More on why medication management is so important to improving geriatric care:


  • Meds are a prime source of adverse events in elders. In elders, falls and confusion are especially common, as are dangerous interactions due to polypharmacy.
  • Almost every clinical problem we address relates in some ways to the medications a person is (or isn’t) taking. High blood pressure? Make sure you know everything that has been prescribed, AND what the person is taking. Ideally you’d know what had been prescribed and discontinued in the past too.
  • Clinicians often do not access an accurate list of what has been prescribed, and what the elder is taking. This is especially true in the case of those many elders who see multiple prescribers.
  • Meds cost a lot of money, both to the system and to the individual elders.
  • Many medications, upon careful review, should be discontinued or reduced (or occasionally even increased). For patients and caregivers to request a good medication review, you need to start with a good accurate list. Ideally this would include when the medication was started and for what purpose.
  • Taking multiple medications is burdensome! It’s a huge logistic effort for the many elders who must take meds at three or even four times of the day, and turns into a major effort for caregivers.
  • Medications taken PRN must be properly tracked, for elder and clinician to make effective progress in managing the symptom at hand. In practice though, I’ve found this hard. (“Tell me again: how often did you use this medication? You don’t remember? Do you remember how you felt afterwards?” )
  • Medication reconciliation after hospital stays currently is difficult. It’s confusing to elders (and their primary care doctors) when medications aren’t properly reconciled after a hospitalization or other major event. 

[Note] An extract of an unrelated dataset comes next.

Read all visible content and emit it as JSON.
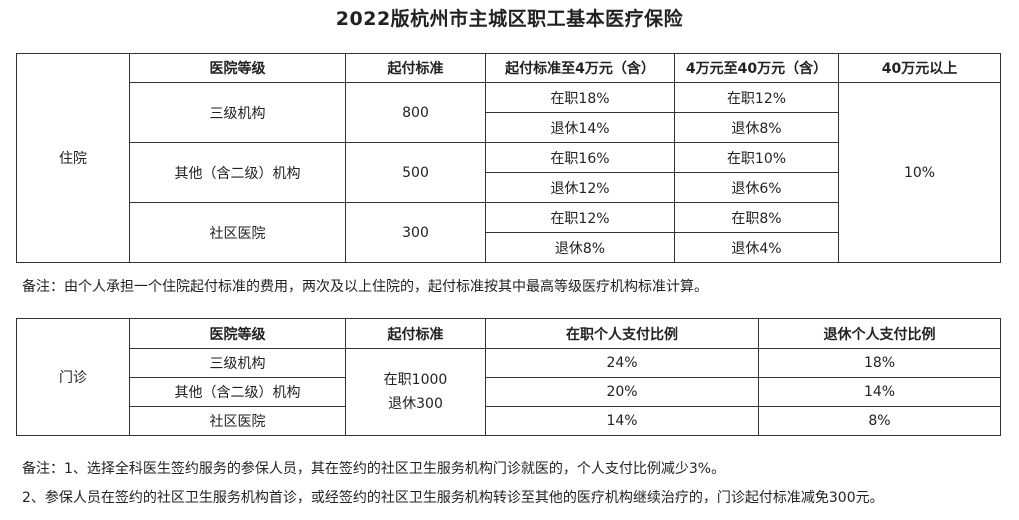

I could go on, but I won’t right now. Suffice to say that I think we sorely need technology that does the following:

  • Allows elders and caregivers to easily maintain an up-to-date list of medications, regardless of prescriber, pharmacy, or hospital used.
  • Allows all providers to easily access the above list.
  • Helps elders take all their medication.
  • Spots medications that aren’t taken as prescribed, so that clinician and patient can discuss and work out a solution. (Facilitate engagement!)
  • Makes it easy for primary care providers to reconcile what the patient is taking with what has been prescribed (see my prev post for why it’s currently so darn time-consuming)

If you know of any tech or tools that work well for the needs above, please comment or send me an email (drlesliekernisan AT gmail).

Tech developers (if any of you happen to be reading): can you integrate zapgun entry (i.e. smartphones taking pics of prescription bottle codes) for your med management apps?